Harlequin romance

I actually went through a period in my life when I was addicted to Harlequin Romances.  It was after I was widowed and I missed loving, being loved, aka sex.  I found an HR book somewhere, read it and cried. I missed being held and the goopy little romance reminded me of what I was missing.  I read more such books.  i called them safe sex.  I got over them soon but for a few months I was reading about five a week.  Silly me. 

I'd forgotten about them until the other afternoon when I was checking out my mini-tablet  (no WiFi on  the bus) and found some free downloads of Harlequin Romances - no idea where they came from - but I thought, how bad can they be?  I used to read them, after all.
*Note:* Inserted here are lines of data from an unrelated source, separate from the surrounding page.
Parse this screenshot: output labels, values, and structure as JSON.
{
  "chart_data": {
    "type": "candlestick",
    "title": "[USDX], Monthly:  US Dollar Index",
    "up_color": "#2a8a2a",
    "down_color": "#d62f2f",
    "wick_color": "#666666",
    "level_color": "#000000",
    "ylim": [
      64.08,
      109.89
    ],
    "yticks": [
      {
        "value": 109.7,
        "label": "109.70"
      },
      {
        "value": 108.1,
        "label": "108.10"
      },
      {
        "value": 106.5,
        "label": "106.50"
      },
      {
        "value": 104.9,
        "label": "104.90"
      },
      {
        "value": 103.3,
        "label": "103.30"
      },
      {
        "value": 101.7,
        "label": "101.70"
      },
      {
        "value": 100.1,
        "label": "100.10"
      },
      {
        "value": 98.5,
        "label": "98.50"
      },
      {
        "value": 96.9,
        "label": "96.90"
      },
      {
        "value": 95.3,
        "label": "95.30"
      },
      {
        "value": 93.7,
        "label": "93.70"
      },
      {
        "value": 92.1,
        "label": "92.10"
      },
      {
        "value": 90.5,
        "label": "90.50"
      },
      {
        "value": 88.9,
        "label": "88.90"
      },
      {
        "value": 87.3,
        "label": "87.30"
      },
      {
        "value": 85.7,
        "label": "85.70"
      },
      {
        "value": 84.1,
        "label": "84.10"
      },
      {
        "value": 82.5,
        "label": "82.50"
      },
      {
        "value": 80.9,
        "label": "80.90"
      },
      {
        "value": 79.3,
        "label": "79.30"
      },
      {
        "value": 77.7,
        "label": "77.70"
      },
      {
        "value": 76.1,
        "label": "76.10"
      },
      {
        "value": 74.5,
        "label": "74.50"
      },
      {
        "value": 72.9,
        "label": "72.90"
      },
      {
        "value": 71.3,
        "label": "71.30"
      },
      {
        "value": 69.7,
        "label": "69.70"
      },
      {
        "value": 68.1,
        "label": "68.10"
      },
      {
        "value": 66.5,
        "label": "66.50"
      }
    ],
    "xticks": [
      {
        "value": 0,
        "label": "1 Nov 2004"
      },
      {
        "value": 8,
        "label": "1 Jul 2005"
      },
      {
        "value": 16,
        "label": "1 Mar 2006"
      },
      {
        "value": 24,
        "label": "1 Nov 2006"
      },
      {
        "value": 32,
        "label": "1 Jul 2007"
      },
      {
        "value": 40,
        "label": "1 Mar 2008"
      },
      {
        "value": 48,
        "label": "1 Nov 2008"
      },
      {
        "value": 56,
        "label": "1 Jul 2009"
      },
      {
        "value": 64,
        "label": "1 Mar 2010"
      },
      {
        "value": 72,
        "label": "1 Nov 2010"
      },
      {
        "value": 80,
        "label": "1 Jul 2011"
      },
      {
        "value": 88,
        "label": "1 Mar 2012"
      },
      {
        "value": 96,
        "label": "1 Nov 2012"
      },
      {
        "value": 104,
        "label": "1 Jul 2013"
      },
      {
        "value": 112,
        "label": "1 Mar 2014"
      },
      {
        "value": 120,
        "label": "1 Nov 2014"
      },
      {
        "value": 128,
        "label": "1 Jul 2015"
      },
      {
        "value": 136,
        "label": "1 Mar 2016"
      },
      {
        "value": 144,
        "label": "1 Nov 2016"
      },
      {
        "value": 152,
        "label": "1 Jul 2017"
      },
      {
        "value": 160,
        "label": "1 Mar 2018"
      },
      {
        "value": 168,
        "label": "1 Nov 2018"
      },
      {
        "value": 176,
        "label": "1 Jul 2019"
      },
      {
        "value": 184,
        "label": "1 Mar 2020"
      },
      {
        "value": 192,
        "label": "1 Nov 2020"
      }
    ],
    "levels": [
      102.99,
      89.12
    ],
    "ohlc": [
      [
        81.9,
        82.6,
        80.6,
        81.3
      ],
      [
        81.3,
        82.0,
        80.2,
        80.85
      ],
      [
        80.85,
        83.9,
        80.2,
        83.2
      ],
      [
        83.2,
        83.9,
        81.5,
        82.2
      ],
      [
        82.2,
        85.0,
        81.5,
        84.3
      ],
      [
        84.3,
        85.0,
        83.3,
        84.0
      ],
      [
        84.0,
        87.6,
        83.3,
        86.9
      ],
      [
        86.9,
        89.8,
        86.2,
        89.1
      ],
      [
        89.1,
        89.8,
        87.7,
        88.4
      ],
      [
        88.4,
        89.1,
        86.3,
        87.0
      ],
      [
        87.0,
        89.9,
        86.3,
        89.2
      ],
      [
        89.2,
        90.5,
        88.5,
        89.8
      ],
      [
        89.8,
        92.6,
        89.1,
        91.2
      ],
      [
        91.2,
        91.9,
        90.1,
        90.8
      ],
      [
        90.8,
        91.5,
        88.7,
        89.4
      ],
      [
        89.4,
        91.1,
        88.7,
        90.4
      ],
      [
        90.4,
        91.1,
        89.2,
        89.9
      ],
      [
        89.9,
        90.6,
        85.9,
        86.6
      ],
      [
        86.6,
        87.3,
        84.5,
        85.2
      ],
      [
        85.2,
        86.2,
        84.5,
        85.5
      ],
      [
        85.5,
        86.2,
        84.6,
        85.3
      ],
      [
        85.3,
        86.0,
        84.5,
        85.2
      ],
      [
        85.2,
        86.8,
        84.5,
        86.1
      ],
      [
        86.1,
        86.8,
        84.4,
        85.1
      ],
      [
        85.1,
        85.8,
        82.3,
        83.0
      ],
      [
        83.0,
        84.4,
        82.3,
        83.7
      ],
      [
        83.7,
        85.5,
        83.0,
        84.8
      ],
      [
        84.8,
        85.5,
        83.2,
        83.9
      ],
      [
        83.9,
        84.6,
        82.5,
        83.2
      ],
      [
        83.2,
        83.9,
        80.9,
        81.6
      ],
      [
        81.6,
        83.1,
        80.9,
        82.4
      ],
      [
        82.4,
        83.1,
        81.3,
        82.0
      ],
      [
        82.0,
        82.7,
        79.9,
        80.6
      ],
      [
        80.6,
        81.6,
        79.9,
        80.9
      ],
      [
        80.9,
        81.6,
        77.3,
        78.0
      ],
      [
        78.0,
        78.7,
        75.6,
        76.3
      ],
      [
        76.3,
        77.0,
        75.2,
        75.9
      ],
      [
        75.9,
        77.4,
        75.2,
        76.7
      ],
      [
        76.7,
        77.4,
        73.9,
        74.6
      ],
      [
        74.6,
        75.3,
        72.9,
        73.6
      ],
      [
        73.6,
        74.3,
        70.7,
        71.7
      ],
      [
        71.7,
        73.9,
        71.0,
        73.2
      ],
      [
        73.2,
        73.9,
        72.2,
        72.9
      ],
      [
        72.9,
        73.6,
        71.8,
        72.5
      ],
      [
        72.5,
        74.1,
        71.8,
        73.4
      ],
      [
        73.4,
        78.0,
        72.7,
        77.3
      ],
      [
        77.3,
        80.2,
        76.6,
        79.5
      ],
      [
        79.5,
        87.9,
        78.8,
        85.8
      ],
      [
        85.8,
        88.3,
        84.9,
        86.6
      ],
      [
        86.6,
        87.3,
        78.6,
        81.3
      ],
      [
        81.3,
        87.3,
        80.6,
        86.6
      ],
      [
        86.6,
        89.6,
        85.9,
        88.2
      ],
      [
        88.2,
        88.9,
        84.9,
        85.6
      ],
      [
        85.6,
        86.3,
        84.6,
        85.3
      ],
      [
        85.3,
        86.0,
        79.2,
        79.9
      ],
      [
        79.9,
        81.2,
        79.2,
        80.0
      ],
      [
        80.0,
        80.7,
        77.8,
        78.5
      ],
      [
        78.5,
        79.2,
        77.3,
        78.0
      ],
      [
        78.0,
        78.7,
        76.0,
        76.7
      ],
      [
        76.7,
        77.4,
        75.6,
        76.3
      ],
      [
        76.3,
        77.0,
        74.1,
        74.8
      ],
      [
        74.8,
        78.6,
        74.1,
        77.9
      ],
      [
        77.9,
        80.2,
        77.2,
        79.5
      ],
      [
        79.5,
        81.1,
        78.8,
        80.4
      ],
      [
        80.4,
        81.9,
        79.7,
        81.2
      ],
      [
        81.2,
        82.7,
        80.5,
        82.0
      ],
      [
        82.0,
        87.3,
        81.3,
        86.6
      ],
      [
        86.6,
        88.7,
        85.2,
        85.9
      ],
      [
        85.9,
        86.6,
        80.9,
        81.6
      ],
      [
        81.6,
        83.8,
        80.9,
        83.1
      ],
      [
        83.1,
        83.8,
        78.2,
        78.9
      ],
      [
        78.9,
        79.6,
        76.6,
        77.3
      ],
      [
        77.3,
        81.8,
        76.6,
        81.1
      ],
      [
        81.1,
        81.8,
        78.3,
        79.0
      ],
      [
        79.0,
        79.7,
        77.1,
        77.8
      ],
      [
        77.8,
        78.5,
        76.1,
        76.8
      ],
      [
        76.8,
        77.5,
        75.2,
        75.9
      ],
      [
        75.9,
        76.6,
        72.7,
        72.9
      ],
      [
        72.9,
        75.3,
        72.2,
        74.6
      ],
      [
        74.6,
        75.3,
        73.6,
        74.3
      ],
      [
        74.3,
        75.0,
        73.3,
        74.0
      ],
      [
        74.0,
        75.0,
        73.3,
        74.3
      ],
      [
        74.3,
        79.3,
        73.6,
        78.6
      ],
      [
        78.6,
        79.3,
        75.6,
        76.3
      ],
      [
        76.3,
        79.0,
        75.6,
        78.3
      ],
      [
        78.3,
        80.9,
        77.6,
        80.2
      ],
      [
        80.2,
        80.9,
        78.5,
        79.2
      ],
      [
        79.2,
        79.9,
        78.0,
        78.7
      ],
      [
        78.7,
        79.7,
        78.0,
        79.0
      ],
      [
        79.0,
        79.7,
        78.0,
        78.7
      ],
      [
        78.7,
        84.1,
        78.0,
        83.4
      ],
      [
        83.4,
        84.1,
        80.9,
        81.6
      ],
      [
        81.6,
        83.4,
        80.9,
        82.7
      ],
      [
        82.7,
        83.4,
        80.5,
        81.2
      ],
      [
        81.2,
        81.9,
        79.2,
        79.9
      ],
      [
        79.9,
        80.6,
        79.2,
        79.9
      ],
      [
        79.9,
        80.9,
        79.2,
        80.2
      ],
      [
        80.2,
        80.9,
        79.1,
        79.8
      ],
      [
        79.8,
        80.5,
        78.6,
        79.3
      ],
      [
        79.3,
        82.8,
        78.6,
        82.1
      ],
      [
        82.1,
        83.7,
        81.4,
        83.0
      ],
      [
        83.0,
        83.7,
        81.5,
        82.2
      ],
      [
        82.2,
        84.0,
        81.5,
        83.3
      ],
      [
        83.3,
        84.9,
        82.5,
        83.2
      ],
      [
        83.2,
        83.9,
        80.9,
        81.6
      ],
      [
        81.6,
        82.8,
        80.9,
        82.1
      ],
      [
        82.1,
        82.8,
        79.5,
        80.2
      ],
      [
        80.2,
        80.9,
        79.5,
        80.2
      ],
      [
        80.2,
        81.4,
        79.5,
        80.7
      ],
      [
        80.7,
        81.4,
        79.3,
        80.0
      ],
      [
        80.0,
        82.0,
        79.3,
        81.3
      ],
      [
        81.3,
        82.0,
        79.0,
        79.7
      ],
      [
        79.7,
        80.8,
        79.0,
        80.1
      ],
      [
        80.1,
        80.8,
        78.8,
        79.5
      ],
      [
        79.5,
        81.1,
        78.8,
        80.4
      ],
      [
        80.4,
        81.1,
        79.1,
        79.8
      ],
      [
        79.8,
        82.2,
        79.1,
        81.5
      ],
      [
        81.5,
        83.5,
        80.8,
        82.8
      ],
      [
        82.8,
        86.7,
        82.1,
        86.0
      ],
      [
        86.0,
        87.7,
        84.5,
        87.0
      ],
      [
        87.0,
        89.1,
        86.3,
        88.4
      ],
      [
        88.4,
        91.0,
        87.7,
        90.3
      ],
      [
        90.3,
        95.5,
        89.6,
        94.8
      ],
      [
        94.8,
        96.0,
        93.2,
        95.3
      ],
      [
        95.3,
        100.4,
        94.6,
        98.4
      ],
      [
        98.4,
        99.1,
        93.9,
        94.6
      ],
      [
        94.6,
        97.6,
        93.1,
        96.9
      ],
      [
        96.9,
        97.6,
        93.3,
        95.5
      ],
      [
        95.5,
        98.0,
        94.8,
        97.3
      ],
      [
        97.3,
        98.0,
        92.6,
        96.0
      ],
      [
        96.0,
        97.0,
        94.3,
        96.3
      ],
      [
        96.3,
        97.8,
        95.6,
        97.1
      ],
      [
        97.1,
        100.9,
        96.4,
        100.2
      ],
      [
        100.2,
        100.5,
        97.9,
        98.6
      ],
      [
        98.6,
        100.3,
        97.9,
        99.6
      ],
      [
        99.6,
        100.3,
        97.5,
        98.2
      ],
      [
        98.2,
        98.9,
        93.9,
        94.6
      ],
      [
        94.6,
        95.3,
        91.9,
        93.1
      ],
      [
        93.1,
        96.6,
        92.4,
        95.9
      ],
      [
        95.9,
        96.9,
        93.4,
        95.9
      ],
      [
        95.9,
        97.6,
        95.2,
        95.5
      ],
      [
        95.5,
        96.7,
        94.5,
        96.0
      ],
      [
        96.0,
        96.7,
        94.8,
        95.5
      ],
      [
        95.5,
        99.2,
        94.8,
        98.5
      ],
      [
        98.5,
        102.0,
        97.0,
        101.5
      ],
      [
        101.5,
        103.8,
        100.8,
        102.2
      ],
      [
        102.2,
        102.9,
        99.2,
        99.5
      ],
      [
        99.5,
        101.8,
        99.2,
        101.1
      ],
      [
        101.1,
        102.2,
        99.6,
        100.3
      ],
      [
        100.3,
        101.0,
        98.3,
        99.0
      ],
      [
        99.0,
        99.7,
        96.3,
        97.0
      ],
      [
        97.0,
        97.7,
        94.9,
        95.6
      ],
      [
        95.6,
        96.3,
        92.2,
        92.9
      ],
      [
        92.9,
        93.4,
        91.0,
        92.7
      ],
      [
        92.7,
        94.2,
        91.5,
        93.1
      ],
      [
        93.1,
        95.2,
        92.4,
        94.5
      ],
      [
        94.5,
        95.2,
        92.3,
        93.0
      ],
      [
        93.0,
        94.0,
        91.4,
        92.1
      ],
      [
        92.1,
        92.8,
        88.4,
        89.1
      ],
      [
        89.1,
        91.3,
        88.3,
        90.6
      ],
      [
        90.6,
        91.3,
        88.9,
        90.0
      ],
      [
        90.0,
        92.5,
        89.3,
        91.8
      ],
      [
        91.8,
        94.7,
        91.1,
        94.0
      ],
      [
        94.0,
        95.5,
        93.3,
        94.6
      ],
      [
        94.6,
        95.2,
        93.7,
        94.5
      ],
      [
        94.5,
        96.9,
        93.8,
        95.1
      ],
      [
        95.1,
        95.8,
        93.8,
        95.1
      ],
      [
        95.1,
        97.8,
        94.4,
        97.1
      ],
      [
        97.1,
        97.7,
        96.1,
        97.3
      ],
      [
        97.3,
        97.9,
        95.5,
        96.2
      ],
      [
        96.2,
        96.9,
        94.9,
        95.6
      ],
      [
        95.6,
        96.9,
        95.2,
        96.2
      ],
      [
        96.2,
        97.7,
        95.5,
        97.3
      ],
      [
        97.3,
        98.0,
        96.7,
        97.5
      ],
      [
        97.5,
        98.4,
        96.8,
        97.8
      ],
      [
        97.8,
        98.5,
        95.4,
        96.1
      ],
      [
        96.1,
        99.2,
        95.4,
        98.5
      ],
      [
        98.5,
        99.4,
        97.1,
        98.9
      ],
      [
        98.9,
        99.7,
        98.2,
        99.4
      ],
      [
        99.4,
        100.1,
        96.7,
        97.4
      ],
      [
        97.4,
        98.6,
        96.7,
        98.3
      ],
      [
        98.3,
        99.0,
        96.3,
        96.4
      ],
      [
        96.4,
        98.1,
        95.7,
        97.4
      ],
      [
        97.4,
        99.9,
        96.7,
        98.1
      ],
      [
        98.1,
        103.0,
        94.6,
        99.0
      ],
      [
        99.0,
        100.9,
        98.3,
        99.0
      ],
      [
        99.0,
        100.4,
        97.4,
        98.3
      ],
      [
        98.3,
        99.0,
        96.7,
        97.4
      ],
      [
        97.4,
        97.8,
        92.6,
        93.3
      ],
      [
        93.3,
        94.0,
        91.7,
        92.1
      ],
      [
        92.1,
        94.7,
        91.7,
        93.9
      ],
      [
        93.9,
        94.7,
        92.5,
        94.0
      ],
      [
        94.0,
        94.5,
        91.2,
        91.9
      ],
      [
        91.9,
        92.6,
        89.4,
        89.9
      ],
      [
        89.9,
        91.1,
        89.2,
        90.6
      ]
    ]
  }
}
In a matter of minutes, I switched off Minnie - aargh! - what a terrible book!  The grammar was appalling; the choice of words was ridiculous and often inaccurate; the emotions were unbelievable; and the focus on the wrong kind of details totally insulting. Oh dear.  

At one time, when I was flailing around trying to make a living, I thought I might try writing one of those soppy, happy stories, but found I could not.  It's trickier than it looks.  At times in my career I have been a writer-in-residence at various libraries where I had to read  writing samples of wannabe writers.   I could spot a fake attempt at an HR in the first few paragraphs, especially the ones by men.  They simply were not authentic.

The late novelist, John Gardner, (1933-1982),  who was a fine creative writing teacher and a great influence on Raymond Carver, for one,  commented on this kind of kitschy writing. He said , "Not everyone is capable of writing junk fiction. It requires an authentic junk mind."  

I just don't have it.  Too bad, I guess.   Harlequin writers make a lot of money.